Day: September 27, 2012

Review: Everything Goes: Henry Goes Skating by Brian Biggs

everything goes

Everything Goes: Henry Goes Skating by Brian Biggs

This book follows the Everything Goes books by Biggs, but this time is in a format perfect for very early readers.  When Henry wakes up, there is snow on the ground and more falling.  He thinks it’s the perfect day to build a snowman, but his family decides to head skating instead.  On their way to the rink, they see all sorts of vehicles, including a bus that is stuck on the ice.  Luckily, there is a tow truck helping the bus get on its way.  At the rink, they see a Zamboni and get to skate in the snow.  When they get back home, it’s snowman building time!

Done in the style of Biggs, this book is not actually written or illustrated by him.  It does capture the busy and bright style of the earlier books by Biggs that had lots of vehicles and movement.  The illustrations here are filled with color and motion.  The writing is simple enough for the earliest of readers. 

Combine basic words with the popularity of cars and trucks and you have a winning early reader.  Appropriate for ages 3-5.

Reviewed from copy received from HarperCollins.

Review: A Strange Place to Call Home by Marilyn Singer

strange place to call home

A Strange Place to Call Home: the World’s Most Dangerous Habitats & the Animals That Call Them Home by Marilyn Singer, illustrated by Ed Young

Through evocative poetry, this book explores habitats that you would never guess something could even survive in.  But they do!  There are creatures who live in places with no water, no warmth, little food.  And those are the creatures that star in this book, each of them celebrated in verse.  There are penguins, mountain goats, and camels, which may be the animals that came to mind.  But Singer looks deeper than that and introduces unlikely creatures to readers, including petroleum flies that hatch in oil, ice worms that live in glaciers, and blind cave fish from Texas and Mexico.  She takes these creatures, known and unknown, and gives us a glimpse of them and their habitat in a variety of poetry forms.  Each page is a discovery of a new animal and a new type of poetry.

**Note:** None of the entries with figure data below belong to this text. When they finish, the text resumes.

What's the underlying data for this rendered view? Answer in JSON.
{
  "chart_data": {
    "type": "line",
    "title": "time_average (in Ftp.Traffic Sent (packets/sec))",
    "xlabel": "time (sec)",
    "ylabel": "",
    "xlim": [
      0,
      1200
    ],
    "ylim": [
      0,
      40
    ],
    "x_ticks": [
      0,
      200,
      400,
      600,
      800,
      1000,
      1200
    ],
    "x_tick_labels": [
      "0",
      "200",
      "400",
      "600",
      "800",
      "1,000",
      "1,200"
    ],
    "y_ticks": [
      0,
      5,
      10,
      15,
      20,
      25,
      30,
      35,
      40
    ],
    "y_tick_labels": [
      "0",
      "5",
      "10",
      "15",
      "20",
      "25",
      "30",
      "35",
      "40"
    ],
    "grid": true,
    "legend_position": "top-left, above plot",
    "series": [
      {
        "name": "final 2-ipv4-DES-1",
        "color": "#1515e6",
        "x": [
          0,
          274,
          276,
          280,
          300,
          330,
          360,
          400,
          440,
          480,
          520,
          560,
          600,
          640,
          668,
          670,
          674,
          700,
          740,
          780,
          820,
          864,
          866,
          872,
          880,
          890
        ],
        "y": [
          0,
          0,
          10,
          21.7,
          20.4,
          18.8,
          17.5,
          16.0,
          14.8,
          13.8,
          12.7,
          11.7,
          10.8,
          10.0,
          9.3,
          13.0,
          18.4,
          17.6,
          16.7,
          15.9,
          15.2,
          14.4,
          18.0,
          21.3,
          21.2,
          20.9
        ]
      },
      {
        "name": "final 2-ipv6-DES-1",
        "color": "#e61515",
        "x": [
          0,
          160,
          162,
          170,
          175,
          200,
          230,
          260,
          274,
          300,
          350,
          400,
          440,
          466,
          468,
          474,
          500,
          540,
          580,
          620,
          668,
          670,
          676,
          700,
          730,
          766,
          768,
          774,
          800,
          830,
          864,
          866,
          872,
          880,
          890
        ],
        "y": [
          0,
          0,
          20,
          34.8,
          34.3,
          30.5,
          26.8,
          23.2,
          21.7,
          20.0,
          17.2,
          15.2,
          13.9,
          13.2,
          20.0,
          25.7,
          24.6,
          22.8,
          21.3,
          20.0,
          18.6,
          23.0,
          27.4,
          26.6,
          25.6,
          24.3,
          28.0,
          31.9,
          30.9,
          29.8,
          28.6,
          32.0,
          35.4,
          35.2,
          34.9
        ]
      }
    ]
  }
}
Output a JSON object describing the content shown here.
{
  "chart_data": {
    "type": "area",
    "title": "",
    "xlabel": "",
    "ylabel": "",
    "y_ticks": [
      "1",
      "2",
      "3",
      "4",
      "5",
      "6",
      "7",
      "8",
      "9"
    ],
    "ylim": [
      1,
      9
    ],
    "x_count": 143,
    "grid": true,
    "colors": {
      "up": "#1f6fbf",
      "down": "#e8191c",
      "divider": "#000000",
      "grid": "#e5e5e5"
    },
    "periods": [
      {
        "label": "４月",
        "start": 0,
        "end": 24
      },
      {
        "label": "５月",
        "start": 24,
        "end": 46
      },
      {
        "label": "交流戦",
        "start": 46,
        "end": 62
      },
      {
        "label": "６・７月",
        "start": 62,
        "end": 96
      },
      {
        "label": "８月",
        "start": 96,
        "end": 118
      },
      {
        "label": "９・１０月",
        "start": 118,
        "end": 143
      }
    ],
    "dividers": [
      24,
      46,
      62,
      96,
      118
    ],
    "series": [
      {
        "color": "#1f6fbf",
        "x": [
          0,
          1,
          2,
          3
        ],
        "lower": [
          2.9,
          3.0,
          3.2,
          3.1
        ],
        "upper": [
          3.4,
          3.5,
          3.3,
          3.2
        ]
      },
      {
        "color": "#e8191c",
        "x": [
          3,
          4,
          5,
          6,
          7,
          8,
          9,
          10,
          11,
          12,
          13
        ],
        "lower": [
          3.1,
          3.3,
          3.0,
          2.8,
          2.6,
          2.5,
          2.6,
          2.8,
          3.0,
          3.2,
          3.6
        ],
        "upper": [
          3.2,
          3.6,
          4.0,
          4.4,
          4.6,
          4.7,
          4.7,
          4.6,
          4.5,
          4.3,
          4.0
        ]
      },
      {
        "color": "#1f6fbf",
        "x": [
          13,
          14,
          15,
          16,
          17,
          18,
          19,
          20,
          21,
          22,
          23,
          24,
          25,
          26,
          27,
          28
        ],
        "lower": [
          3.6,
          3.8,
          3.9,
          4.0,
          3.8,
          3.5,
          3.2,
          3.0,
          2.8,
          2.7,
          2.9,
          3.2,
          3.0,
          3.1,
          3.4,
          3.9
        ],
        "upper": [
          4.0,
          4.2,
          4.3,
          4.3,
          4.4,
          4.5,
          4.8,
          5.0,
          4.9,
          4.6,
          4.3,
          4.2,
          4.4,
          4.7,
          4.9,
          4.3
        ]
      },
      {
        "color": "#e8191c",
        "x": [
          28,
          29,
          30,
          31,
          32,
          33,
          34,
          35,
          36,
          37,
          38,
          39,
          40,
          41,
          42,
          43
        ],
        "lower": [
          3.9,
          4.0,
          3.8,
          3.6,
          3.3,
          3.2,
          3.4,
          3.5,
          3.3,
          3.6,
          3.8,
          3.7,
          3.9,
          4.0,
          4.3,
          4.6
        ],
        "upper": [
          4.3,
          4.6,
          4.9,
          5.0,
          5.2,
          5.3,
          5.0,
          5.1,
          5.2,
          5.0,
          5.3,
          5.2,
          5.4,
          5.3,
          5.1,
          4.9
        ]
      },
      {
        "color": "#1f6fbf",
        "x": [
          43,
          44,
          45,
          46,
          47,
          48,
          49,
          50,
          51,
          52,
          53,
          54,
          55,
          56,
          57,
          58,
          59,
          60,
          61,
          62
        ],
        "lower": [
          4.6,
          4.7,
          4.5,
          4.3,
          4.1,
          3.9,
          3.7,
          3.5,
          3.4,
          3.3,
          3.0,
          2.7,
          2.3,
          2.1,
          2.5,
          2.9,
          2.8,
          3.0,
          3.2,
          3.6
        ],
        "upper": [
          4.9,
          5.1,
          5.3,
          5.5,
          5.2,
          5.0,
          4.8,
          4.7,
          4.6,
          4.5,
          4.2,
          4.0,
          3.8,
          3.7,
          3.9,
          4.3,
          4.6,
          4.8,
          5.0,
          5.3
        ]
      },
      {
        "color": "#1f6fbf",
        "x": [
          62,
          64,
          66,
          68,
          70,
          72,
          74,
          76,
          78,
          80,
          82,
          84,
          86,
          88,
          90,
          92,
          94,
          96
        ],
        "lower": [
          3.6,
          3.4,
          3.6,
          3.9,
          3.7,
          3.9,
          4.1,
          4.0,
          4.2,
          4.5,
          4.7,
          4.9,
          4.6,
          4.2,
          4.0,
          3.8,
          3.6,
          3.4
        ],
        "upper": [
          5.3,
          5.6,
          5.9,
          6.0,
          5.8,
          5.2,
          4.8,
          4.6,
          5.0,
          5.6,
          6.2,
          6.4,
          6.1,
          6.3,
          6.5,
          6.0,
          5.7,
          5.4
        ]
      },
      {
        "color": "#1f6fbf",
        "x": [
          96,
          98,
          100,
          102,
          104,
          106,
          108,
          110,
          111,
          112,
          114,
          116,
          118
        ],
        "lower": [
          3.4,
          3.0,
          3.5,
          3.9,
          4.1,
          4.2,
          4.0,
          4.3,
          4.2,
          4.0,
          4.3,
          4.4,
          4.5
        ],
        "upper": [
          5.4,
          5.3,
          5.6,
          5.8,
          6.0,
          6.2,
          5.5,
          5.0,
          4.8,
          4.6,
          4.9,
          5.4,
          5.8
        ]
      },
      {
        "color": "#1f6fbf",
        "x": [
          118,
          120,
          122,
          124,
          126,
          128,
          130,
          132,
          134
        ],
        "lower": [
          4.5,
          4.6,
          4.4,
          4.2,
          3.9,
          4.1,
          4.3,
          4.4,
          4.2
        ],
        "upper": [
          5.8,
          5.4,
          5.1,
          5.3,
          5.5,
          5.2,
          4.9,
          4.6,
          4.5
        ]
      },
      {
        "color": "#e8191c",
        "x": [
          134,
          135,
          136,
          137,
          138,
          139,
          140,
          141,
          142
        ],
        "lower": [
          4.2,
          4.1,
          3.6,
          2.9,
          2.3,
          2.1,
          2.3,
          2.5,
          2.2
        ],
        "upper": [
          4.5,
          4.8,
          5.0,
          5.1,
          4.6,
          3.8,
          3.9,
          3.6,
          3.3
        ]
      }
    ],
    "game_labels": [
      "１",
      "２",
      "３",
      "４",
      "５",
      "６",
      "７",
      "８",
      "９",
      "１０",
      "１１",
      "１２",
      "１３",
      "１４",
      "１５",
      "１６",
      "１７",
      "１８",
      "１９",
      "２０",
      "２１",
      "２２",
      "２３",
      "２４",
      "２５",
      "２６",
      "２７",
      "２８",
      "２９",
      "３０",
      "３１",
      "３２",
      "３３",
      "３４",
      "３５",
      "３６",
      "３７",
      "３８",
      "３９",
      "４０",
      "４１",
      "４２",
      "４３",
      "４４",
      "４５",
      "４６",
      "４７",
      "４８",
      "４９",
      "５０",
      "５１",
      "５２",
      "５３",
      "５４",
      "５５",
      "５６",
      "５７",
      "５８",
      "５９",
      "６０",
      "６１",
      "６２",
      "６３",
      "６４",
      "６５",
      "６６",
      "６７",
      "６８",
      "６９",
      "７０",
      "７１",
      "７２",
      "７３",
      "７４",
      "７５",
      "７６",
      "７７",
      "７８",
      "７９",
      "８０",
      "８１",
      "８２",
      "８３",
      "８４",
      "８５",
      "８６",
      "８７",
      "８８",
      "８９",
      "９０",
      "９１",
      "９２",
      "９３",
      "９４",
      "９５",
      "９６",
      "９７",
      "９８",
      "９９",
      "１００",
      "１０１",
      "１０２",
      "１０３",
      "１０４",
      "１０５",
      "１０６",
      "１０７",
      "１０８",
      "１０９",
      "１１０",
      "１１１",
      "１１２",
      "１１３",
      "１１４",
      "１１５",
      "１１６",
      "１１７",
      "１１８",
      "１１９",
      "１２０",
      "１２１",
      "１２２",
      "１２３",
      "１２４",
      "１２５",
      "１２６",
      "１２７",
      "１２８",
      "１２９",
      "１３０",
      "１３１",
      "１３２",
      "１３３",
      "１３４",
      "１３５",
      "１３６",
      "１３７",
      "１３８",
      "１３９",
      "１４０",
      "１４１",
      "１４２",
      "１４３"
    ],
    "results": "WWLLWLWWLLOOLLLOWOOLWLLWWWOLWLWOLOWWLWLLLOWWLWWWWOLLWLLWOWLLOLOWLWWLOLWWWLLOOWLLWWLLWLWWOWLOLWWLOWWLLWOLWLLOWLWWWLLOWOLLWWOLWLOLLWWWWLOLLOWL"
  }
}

Singer excels at creating poetry that is artistic and has depth and yet offers young readers an approach to verse that is welcoming.  She writes at their level yet doesn’t ever play down to them.  Since some of the haikus and other forms are quite brief, it’s nice that she offers paragraphs of information at the end of the book on each creature.  At the very end of the book, she also speaks to the variety of poetic forms she has employed in the book.

Young’s illustrations add another layer of beauty into the book.  Through his layered paper art, he creates a red forest of flamingo legs, a swirl of desert sands, foaming rivers, and an urban landscape among many others.  His work embraces the diverse habitats, recreating the harshness and the often subtle richness of these unknown worlds.

A great pick for poetry units or units on habitats, this book offers a perfect blend of verse, science and art.  Appropriate for ages 7-10.

Reviewed from copy received from publisher.